Tom was not one for telephone chat or a “Hey, got a minute?” approaches. Clive rarely saw him, and when he did it was usually in a sudden appearance, such as this. Rarely did he have an opportunity to talk with Tom; Clive certainly never made one. Tom was not one to stop by for an editorial chat; he fairly lived in his office, small but with a view that was magnificent, even by New York City standards. The view was meant to keep Tom happy. It was wasted on him; views of Manhattan didn’t interest him, since he doubted the place changed much from day to day (he’d said). Tom had merely found the New York scenery a good backdrop for stacks and stacks of books.

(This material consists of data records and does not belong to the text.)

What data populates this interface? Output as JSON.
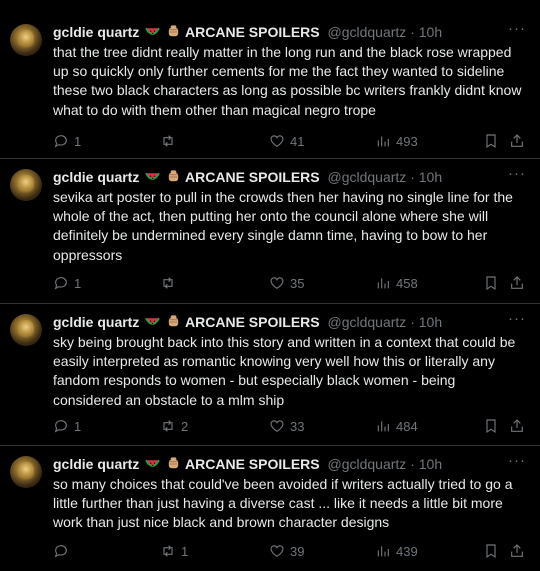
{
  "colors": {
    "background": "#000000",
    "text": "#e7e9ea",
    "muted": "#71767b",
    "divider": "#2f3336"
  },
  "top_strip": {
    "reply": "",
    "retweet": "",
    "like": "",
    "views": ""
  },
  "tweets": [
    {
      "name": "gcldie quartz",
      "emojis": [
        "watermelon-emoji",
        "raised-fist-emoji"
      ],
      "display_suffix": "ARCANE SPOILERS",
      "handle_time": "@gcldquartz · 10h",
      "more": "···",
      "text": "that the tree didnt really matter in the long run and the black rose wrapped up so quickly only further cements for me the fact they wanted to sideline these two black characters as long as possible bc writers frankly didnt know what to do with them other than magical negro trope",
      "replies": "1",
      "retweets": "",
      "likes": "41",
      "views": "493"
    },
    {
      "name": "gcldie quartz",
      "emojis": [
        "watermelon-emoji",
        "raised-fist-emoji"
      ],
      "display_suffix": "ARCANE SPOILERS",
      "handle_time": "@gcldquartz · 10h",
      "more": "···",
      "text": "sevika art poster to pull in the crowds then her having no single line for the whole of the act, then putting her onto the council alone where she will definitely be undermined every single damn time, having to bow to her oppressors",
      "replies": "1",
      "retweets": "",
      "likes": "35",
      "views": "458"
    },
    {
      "name": "gcldie quartz",
      "emojis": [
        "watermelon-emoji",
        "raised-fist-emoji"
      ],
      "display_suffix": "ARCANE SPOILERS",
      "handle_time": "@gcldquartz · 10h",
      "more": "···",
      "text": "sky being brought back into this story and written in a context that could be easily interpreted as romantic knowing very well how this or literally any fandom responds to women - but especially black women - being considered an obstacle to a mlm ship",
      "replies": "1",
      "retweets": "2",
      "likes": "33",
      "views": "484"
    },
    {
      "name": "gcldie quartz",
      "emojis": [
        "watermelon-emoji",
        "raised-fist-emoji"
      ],
      "display_suffix": "ARCANE SPOILERS",
      "handle_time": "@gcldquartz · 10h",
      "more": "···",
      "text": "so many choices that could've been avoided if writers actually tried to go a little further than just having a diverse cast ... like it needs a little bit more work than just nice black and brown character designs",
      "replies": "",
      "retweets": "1",
      "likes": "39",
      "views": "439"
    }
  ]
}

Clive imagined that even when Tom’s head came up from reading one of his manuscripts, he didn’t really see, as on a winter’s night, the lighting up of Fifth Avenue, all of the lamps in front of the Plaza pressing through amber fog, nor did he see the dark drapery of trees at this end of Central Park. He saw words. Tom would still be seeing the words of the manuscript in his mind—this sentence, this image, this transparent page superimposed upon the Plaza and the park—whose sentence? Whose image? Isaly’s? Gruber’s? Grace Packard’s? describing the scene down there with such precision that the words seemed to melt into the fog and the trees and the snow and become it.